GPT-2 to GPT-4: 1-2 OOMs of algorithmic gains. Extrapolating to 2027: approximately +2 OOMs over 4 years.
3. Unhobbling Gains
“Unhobbling” refers to techniques that unlock latent capabilities already present in the base model, often at relatively low additional compute cost. These produce step-changes rather than smooth curves.
Key examples of past unhobbling:
- Chain-of-thought (CoT) prompting: Unlocked mathematical reasoning. GPT-3.5 went from failing to passing the GSM8K math benchmark simply by being prompted to show its work. This mimics human deliberate (System 2) reasoning.
- Agentic scaffolding: GPT-4 scored 2% on SWE-Bench (a software engineering benchmark) as a bare model, but 14-23% when wrapped in the Devin agent framework.
- Tool use: Browser access and code execution (still early stage at time of writing).
- Extended context: 100k-token context outperforms a larger model with only 4k tokens, critical for coding and document tasks.
- Combined gains from posttraining and tools: GPT-4 on agentic tasks went from 5% to 40% (per Epoch AI/METR measurements), representing 5-30x effective gains.
Projected future unhobbling:
- Test-time compute: Trading inference compute for training-equivalent capability.
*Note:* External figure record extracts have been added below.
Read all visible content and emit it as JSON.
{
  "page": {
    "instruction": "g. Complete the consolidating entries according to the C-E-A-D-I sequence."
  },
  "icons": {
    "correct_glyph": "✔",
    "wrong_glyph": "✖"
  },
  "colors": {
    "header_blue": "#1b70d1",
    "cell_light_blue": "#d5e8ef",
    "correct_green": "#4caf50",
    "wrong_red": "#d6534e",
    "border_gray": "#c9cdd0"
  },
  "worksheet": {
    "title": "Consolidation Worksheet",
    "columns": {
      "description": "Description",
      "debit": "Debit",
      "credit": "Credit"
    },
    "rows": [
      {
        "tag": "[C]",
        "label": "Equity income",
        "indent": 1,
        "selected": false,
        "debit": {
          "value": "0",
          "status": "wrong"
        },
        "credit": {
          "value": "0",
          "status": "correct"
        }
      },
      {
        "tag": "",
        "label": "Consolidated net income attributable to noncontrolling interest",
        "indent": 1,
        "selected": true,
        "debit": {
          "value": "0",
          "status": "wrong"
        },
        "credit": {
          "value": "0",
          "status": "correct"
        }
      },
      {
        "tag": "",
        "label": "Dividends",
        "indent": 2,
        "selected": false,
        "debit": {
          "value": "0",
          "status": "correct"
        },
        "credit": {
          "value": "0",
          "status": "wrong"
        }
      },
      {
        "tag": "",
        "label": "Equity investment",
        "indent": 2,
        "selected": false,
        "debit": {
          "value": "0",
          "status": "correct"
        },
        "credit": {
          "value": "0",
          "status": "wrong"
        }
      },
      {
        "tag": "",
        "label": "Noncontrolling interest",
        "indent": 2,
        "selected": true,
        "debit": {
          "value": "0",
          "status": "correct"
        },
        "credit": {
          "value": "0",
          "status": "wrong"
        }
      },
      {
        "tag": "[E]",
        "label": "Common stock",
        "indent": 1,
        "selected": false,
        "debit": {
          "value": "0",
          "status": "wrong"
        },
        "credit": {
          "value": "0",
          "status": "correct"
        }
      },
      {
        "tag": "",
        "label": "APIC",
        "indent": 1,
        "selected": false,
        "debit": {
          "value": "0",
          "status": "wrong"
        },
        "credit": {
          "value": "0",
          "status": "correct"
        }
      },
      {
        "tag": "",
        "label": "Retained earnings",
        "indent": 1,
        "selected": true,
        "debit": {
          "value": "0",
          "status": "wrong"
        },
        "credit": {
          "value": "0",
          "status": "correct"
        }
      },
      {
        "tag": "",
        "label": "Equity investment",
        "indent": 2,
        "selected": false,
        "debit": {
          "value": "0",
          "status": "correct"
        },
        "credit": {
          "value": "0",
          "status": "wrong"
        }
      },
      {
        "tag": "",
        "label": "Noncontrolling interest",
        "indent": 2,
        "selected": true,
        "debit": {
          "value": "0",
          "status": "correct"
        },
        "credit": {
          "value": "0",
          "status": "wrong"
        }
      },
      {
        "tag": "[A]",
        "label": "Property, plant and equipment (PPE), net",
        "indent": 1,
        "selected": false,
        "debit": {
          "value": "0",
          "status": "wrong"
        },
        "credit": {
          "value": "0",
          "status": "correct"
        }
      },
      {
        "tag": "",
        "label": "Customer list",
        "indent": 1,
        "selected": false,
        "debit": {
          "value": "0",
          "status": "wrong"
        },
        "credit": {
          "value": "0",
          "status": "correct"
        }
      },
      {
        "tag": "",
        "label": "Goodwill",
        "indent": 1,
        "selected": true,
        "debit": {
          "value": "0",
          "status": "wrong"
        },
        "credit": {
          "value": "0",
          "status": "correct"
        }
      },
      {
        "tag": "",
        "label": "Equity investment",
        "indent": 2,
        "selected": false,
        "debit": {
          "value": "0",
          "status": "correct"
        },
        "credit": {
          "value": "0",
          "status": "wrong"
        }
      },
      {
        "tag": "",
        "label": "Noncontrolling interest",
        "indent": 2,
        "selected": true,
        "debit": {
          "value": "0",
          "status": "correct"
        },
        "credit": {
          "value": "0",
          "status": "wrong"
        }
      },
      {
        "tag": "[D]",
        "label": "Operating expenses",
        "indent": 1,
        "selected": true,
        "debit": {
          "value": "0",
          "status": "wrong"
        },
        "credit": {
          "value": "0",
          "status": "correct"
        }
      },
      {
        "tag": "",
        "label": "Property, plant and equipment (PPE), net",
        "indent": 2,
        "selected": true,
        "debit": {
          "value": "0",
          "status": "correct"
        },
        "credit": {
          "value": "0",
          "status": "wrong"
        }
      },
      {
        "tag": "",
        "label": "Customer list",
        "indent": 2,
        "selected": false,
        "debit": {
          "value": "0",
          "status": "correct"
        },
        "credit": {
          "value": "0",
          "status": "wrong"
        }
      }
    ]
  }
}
Aschenbrenner estimates +4 OOMs of test-time compute could yield approximately +3 OOMs of pretrain-equivalent performance — a GPT-3-to-GPT-4 sized jump from inference alone.
- System II outer loop: Millions-of-words reasoning streams for long-horizon, multi-step projects.
- Computer use: Multimodal models that control computers like humans do, becoming true ai-agents.
The Projection
Combining the three drivers:
| Period | Base Compute | Algorithmic Efficiency | Unhobbling | Total Effective |
|---|---|---|---|---|
| GPT-2 to GPT-4 | 3-4 OOMs | 1-2 OOMs | Chatbot (major) | ~4.5-6 OOMs + chatbot |
| 2023-2027 | 2-3 OOMs | ~2 OOMs | Agent/drop-in worker | ~3-6 OOMs (~5 median) + agent |
The median projection of approximately 5 OOMs of effective compute gain from 2023 to 2027 matches the GPT-2-to-GPT-4 jump that took AI from preschooler to high-schooler. Applied to GPT-4’s high-schooler baseline, a comparable jump points toward systems that match or exceed expert human performance across most cognitive tasks — i.e., AGI.
Key Insight: Uncertainty Is in OOMs, Not Years
A critical framing: the uncertainty about when AGI arrives is measured in orders of magnitude of compute, not in calendar years. Because effective compute is growing at approximately 5 OOMs per 4 years (versus Moore’s Law pace of 1-1.5 OOMs per decade), even large uncertainties in the compute required for AGI translate to relatively small uncertainties in timing. If AGI requires 2 more OOMs than expected, that is less than 2 additional years at current pace — not the decades that Moore’s Law alone would imply.
Significance for This Wiki
This chapter provides the quantitative foundation for the transformative-ai thesis that both Situational Awareness and AI 2027 build upon. The OOM-counting methodology makes the “AGI by 2027” claim legible and debatable — it is not a vague prediction but a specific extrapolation from measured trendlines with identified sources of uncertainty.